Study: Getting the S out of jet fuel may cool the climate

This study from Yale University  seems contradictory to what we know about aerosols. Generally more aerosols like SO2 cool the climate, but in this case they are saying “it’s offset by the cooling effect of nitrate that forms from nitrogen oxides in jet exhaust.” Interesting.

Contrails from a Qantas Boeing 747-400 as it passes over Moscow at 11,000 metres (36,000 ft) Image: Wikipedia

Removing sulfur from jet fuel cools climate

A Yale study examining the impact of aviation on climate change found that removing sulfur from jet fuel cools the atmosphere. The study was published in the October 22 issue of Geophysical Research Letters.

“Aviation is really important to the global economy. We better understand what it’s doing to climate because it’s the fastest growing fossil fuel-burning sector and there is no alternative to air travel in many circumstances. Emissions are projected to increase substantially in the next two decades—by a factor of two—whereas projections for other sectors are expected to decrease,” said Nadine Unger, the study’s author and assistant professor of climate science at the Yale School of Forestry & Environmental Studies.

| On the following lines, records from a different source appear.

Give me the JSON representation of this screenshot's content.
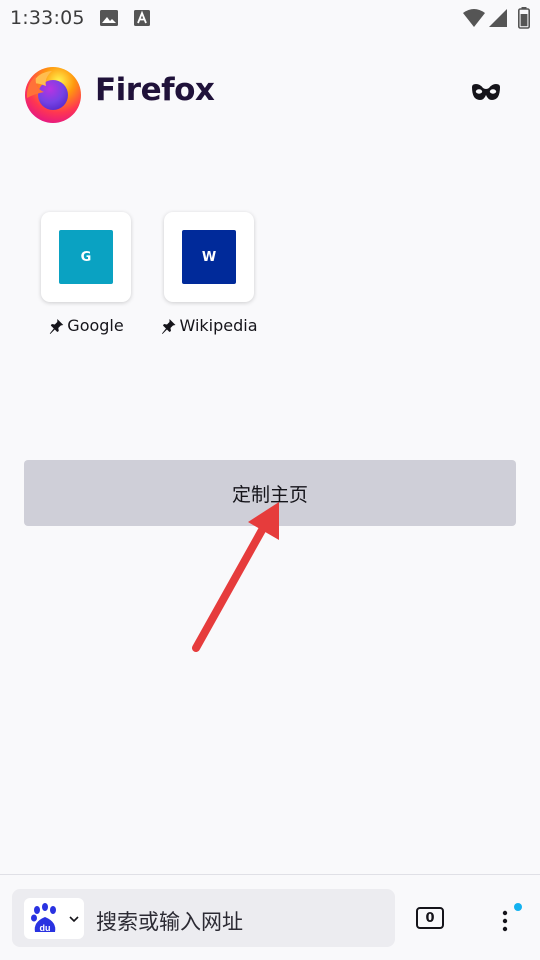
{
  "status_bar": {
    "time": "1:33:05"
  },
  "header": {
    "brand_name": "Firefox"
  },
  "shortcuts": [
    {
      "label": "Google",
      "tile_letter": "G",
      "tile_color": "#0aa2c2",
      "pinned": true
    },
    {
      "label": "Wikipedia",
      "tile_letter": "W",
      "tile_color": "#002a9a",
      "pinned": true
    }
  ],
  "customize_button": {
    "label": "定制主页"
  },
  "toolbar": {
    "search_placeholder": "搜索或输入网址",
    "search_engine_icon": "baidu-icon",
    "tab_count": "0",
    "menu_indicator_color": "#14b2f0"
  },
  "colors": {
    "background": "#f9f9fb",
    "button_bg": "#cfcfd8",
    "annotation_arrow": "#e63c3c"
  }
}
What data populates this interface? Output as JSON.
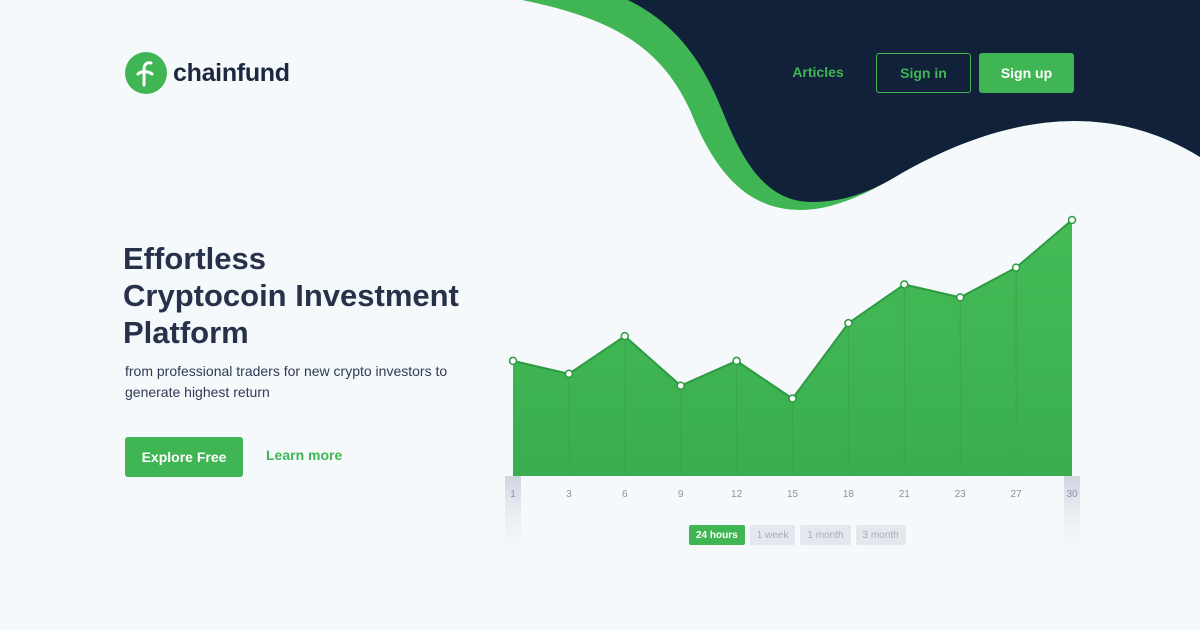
{
  "brand": {
    "name": "chainfund",
    "colors": {
      "primary": "#3fb653",
      "dark": "#12213a",
      "text": "#27324a",
      "background": "#f5f9fc"
    }
  },
  "nav": {
    "articles_label": "Articles",
    "signin_label": "Sign in",
    "signup_label": "Sign up"
  },
  "hero": {
    "title_lines": [
      "Effortless",
      "Cryptocoin Investment",
      "Platform"
    ],
    "subtitle_lines": [
      "from professional traders for new crypto investors to",
      "generate highest return"
    ],
    "cta_label": "Explore Free",
    "secondary_label": "Learn more"
  },
  "chart_data": {
    "type": "area",
    "title": "",
    "xlabel": "",
    "ylabel": "",
    "x": [
      "1",
      "3",
      "6",
      "9",
      "12",
      "15",
      "18",
      "21",
      "23",
      "27",
      "30"
    ],
    "series": [
      {
        "values": [
          116,
          103,
          141,
          91,
          116,
          78,
          154,
          193,
          180,
          210,
          258
        ]
      }
    ],
    "ylim": [
      0,
      260
    ],
    "grid": false,
    "color": "#3fb653"
  },
  "range_tabs": [
    {
      "label": "24 hours",
      "active": true
    },
    {
      "label": "1 week",
      "active": false
    },
    {
      "label": "1 month",
      "active": false
    },
    {
      "label": "3 month",
      "active": false
    }
  ]
}
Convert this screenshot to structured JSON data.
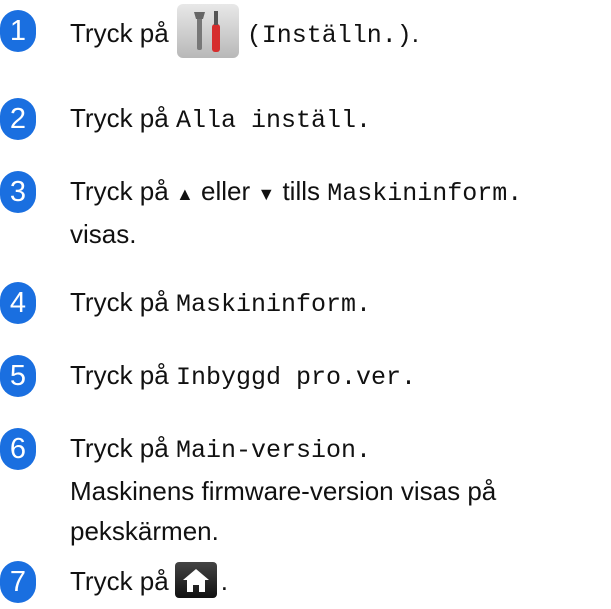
{
  "steps": [
    {
      "number": "1",
      "parts": [
        "Tryck på",
        "(Inställn.)",
        "."
      ]
    },
    {
      "number": "2",
      "parts": [
        "Tryck på",
        "Alla inställ."
      ]
    },
    {
      "number": "3",
      "parts": [
        "Tryck på",
        "▲",
        "eller",
        "▼",
        "tills",
        "Maskininform.",
        "visas."
      ]
    },
    {
      "number": "4",
      "parts": [
        "Tryck på",
        "Maskininform."
      ]
    },
    {
      "number": "5",
      "parts": [
        "Tryck på",
        "Inbyggd pro.ver."
      ]
    },
    {
      "number": "6",
      "parts": [
        "Tryck på",
        "Main-version.",
        "Maskinens firmware-version visas på",
        "pekskärmen."
      ]
    },
    {
      "number": "7",
      "parts": [
        "Tryck på",
        "."
      ]
    }
  ],
  "icons": {
    "settings": "settings-tools-icon",
    "home": "home-icon"
  },
  "colors": {
    "bullet": "#1a6fe0"
  }
}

Particles of sulfate, formed by burning sulfur-laden jet fuel, act like tiny mirrors that scatter solar radiation back into space. When sulfur is removed from the fuel, warming occurs but it’s offset by the cooling effect of nitrate that forms from nitrogen oxides in jet exhaust. The result is that desulfurization of jet fuel has a small, net cooling effect.

In 2006 the United States introduced an ultralow sulfur standard for highway diesel, and the Federal Aviation Administration (FAA) is interested in desulfurized jet fuel for its potential to improve air quality around airports. Aircraft exhaust particles lodge in the lungs and cause respiratory and cardiovascular illness. In 2006 there were more than 31 million flights across the globe, according to an FAA emissions inventory.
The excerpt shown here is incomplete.